This aerial photo taken on March 25, 2023 shows a view of Shamei Village in Boao, south China's Hainan Province. (Xinhua/Guo Cheng)
BOAO, Hainan, March 26 (Xinhua) -- In the village of Paigang, everything bears testimony to the ancient fishery culture -- old brick houses, historic ferry sites and shabby fishing boats.
Located in the township of Tanmen, south China's Hainan Province, the obscure village of Paigang boasts up to 1,000 years of history.
About 10 km away, in the town of Boao, palm fronds flutter against the backdrop of the blue ocean, luxury hotels dot the skyline and cars shuttle down tree-lined boulevards. It is in this pleasant setting that the Boao Forum for Asia (BFA) will hold its annual conference from March 28 to 31.
In recent years, thanks to the BFA, many villages in and near Boao have started to develop rural tourism, with homestays, bars and coffeehouses springing up to meet the growing demand. The village of Paigang is among those that have benefited from this boom.
"My homestay is running at full capacity these days," said homestay owner Wu Shuxian. "Actually, our business has been quite good since the Spring Festival holiday."
Business is "explosive" around the time of the BFA annual conference, Wu added.
"We not only offer accommodation, but also local food," he said. "My dad helps cook, and he is an amazing chef. He can cook both spicy and non-spicy food."
In 2017, local authorities in the city of Qionghai, which oversees Boao and Paigang, began helping to develop rural tourism in the village based on its fishing culture and history, combining activities such as fishing, food tasting and village tours for visitors.
Ancient historical elements, such as the brick houses, an age-old well and a variety of artifacts, are well preserved, intertwining with modern elements such as a coffeehouse and a karaoke bar.
The flourishing tourism trade has attracted many potential business people.
Xue Cuiyuan, from Beijing, has rented a house in Paigang, and he and a business partner are preparing to establish a research studio focusing on aromatic plants.
"Here it is close to the sea, the port and Boao, and it has a profound fishing culture and history," Xue said. "I think it's perfect."
Liu Li, 25, from east China's Jiangxi Province, is running a homestay in Paigang.
"The BFA has held its conferences near here for many years," she said. "The infrastructure is great, and I see huge potential."
A similar situation can be found in the village of Liuke, under the jurisdiction of the Mocun village committee in Boao.
Liuke's history goes way back.

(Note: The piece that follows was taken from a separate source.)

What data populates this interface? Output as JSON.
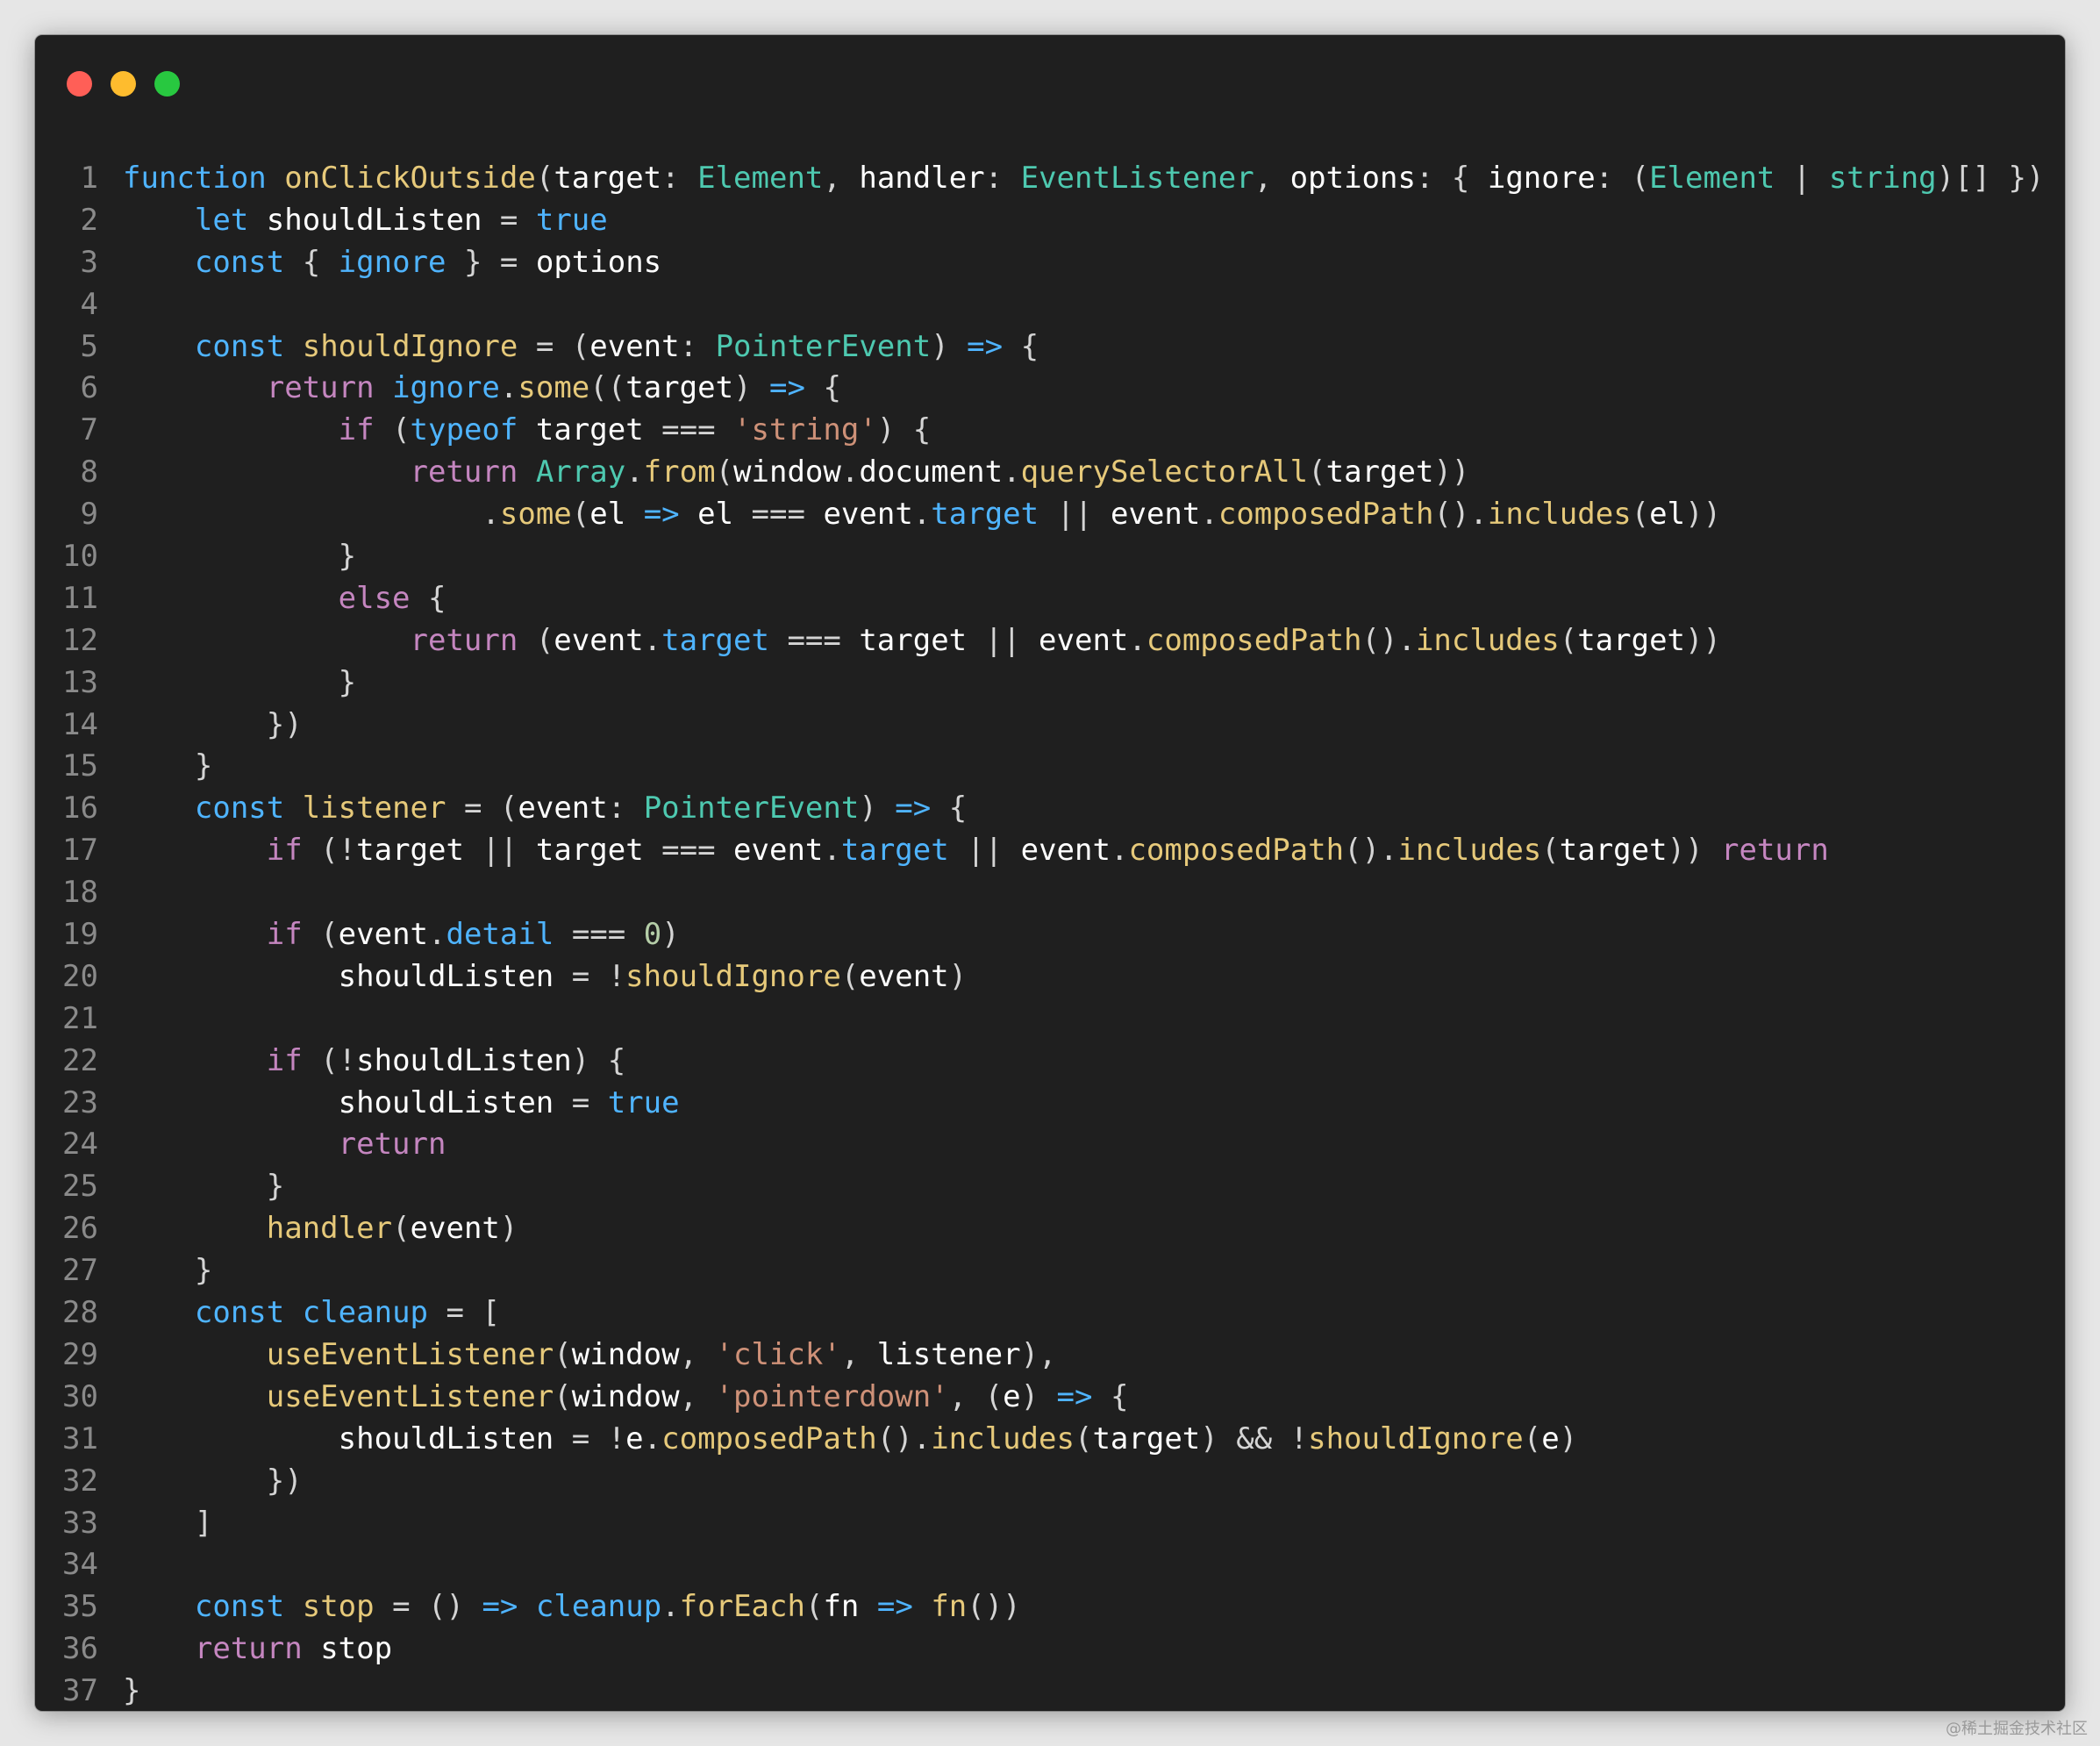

In the old days, when locals needed to travel beyond their villages or outside the province, they had to transfer here. Gradually, the village became a stopover for tourists, hence its name "Liuke."
In recent years, in answer to the country's rural revitalization drive, authorities have made efforts to attract tourists to the village with sightseeing and entertainment programs.
For instance, villagers and tourists can admire the beauty of the Wanquan River along a 1.2-km-long "landscape belt." To attract young people, village authorities have developed programs such as riverside camping and kayaking.
Entrepreneur Quan Kebin has invested in the local tourism sector.
"We have a rich culture here, which is definitely attractive to visitors," Quan said. "The tourism development here can generate job vacancies for locals, especially for young people, who traditionally go to big cities looking for jobs."
Wu Shuxian, the homestay owner, is confident about the future of rural tourism near Boao.
"I hope that more people will come to appreciate the culture and the scenery of our village," Wu said.